Infallible Rule #1 of kids with cameras seems to be this: If you give a kid a camera, you will get in return a series of photos of the most insignificant things ever.

I remember when I got my first childhood camera, a Brownie Hawkeye that shot black and white pictures from rolls of film loaded into a plastic box that seems huge compared to modern-day cameras. Excitedly, I would balance the box about waist-high, look down into the lens, and click the button that was sure to afford a ton of laughs for Joe down at the drugstore, where I would take the film to have it developed for pickup a few days later.

A kid with a new toy, literally, I snapped pictures of the fire hydrant on the corner, ants on our brick sidewalk, and the feet of the old lady next door. When Mom scolded me for "wasting film," I focused my photographic energies on my baby brother. This is why we have a hundred or so pictures of him either sleeping or crying, which was pretty much all he did there for a while.

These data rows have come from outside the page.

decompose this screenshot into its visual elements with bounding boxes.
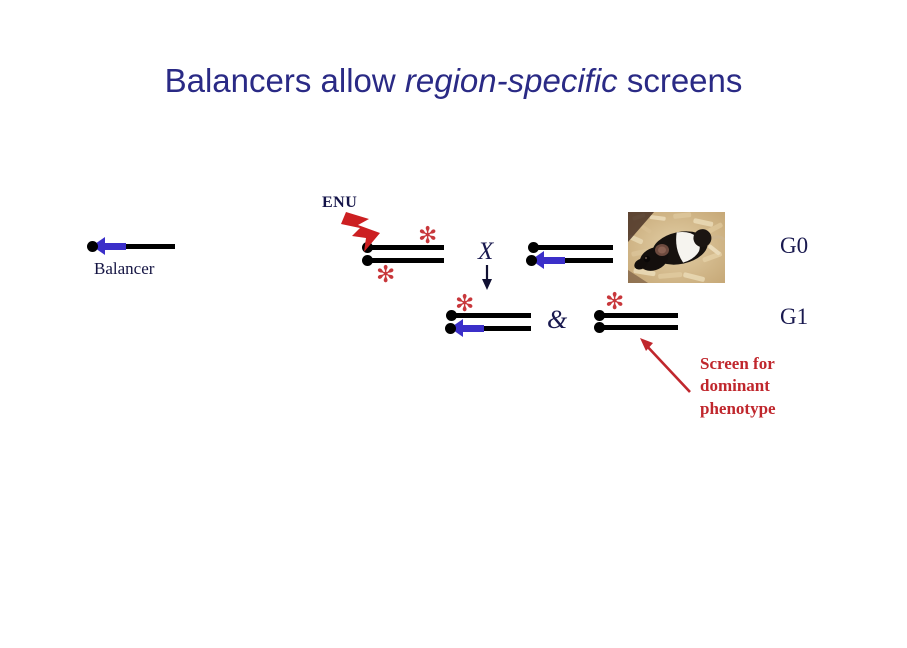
centromere-dot-icon: [87, 241, 98, 252]
enu-label: ENU: [322, 194, 357, 212]
mouse-photo-image: [628, 212, 725, 283]
screen-annotation: Screen for dominant phenotype: [700, 353, 776, 420]
screen-annotation-line-3: phenotype: [700, 398, 776, 420]
balancer-label: Balancer: [94, 259, 154, 279]
mutation-asterisk: ✻: [418, 224, 437, 247]
mutation-asterisk: ✻: [376, 263, 395, 286]
chromosome-strand: [368, 245, 444, 250]
mutation-asterisk: ✻: [455, 292, 474, 315]
page-title: Balancers allow region-specific screens: [0, 62, 907, 100]
centromere-dot-icon: [594, 310, 605, 321]
centromere-dot-icon: [526, 255, 537, 266]
balancer-arrow-shaft: [104, 243, 126, 250]
and-operator-label: &: [547, 305, 567, 335]
screen-annotation-line-2: dominant: [700, 375, 776, 397]
chromosome-strand: [600, 325, 678, 330]
screen-annotation-line-1: Screen for: [700, 353, 776, 375]
chromosome-strand: [452, 313, 531, 318]
generation-label-g1: G1: [780, 304, 808, 330]
chromosome-strand: [534, 245, 613, 250]
centromere-dot-icon: [445, 323, 456, 334]
slide-canvas: Balancers allow region-specific screens …: [0, 0, 907, 648]
title-text-after: screens: [618, 62, 743, 99]
down-arrow-icon: [482, 265, 492, 290]
mouse-photo: [628, 212, 725, 283]
cross-operator-label: X: [478, 238, 493, 266]
title-text-before: Balancers allow: [165, 62, 405, 99]
mutation-asterisk: ✻: [605, 290, 624, 313]
title-emphasis: region-specific: [405, 62, 618, 99]
balancer-arrow-shaft: [462, 325, 484, 332]
centromere-dot-icon: [362, 255, 373, 266]
screen-pointer-arrow-icon: [640, 338, 690, 392]
balancer-arrow-shaft: [543, 257, 565, 264]
centromere-dot-icon: [362, 242, 373, 253]
chromosome-strand: [600, 313, 678, 318]
centromere-dot-icon: [594, 322, 605, 333]
generation-label-g0: G0: [780, 233, 808, 259]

So no one was really surprised to see what happened over Christmas when Bootsie's Uncle Teebo turned her loose with the camera on his cell phone. She took a picture of every page in a Berenstain Bears storybook, along with a shot of nearly every piece of furniture in my house. And then, among all those, there was this true masterpiece:


Now you may think this is just a mundane picture of a plastic cup on the end of table where Bootsie sat as her adult relatives played cards. But the precise angle at which she held the camera caught the head and shoulders of her mama, sitting on the other side of the table, in a very unusual relationship to the cup. If you look at it just right, daughter Cookie appears to be bobbing out of the top of a green cup.

I can't adequately describe the decibel level or the duration of the laughter pouring out from me and five kids as we encountered this classic shot while scrolling through Bootsie's camerawork. "Look," I said to Bootsie with my eyes and nose running and my stomach aching from a paroxysm of uncontrollable laughing. "It looks like your mama is in a cup!"

The card game was suspended as players abandoned it one by one to come upstairs and investigate the source of the whoops, hoots, and giggles. With each new viewer, the rest of us erupted again, as though seeing the picture for the first time. If laughing is really as healthy for people as experts claim, then our family should be in good shape for 2017.

We have named this piece of art Mama in a Cup. As for Bootsie, Mr. Whistler had nothing on this girl, who, at the ripe old age of six, is already showing a keenly artistic eye.

In about twenty years, you might want to keep an eye out for new talent bursting on the contemporary museum scene. Bootsie's artwork with crayons, colored pencils, and markers has always been impressive, but now that she has had a taste of success with photography, there may be no stopping her.

I am tempted to go back and see what the magic of Photo Shop can do for one of my old fire hydrants. But no matter how hard I try, I don't think I could achieve anything as artfully perfect as Mama in a Cup.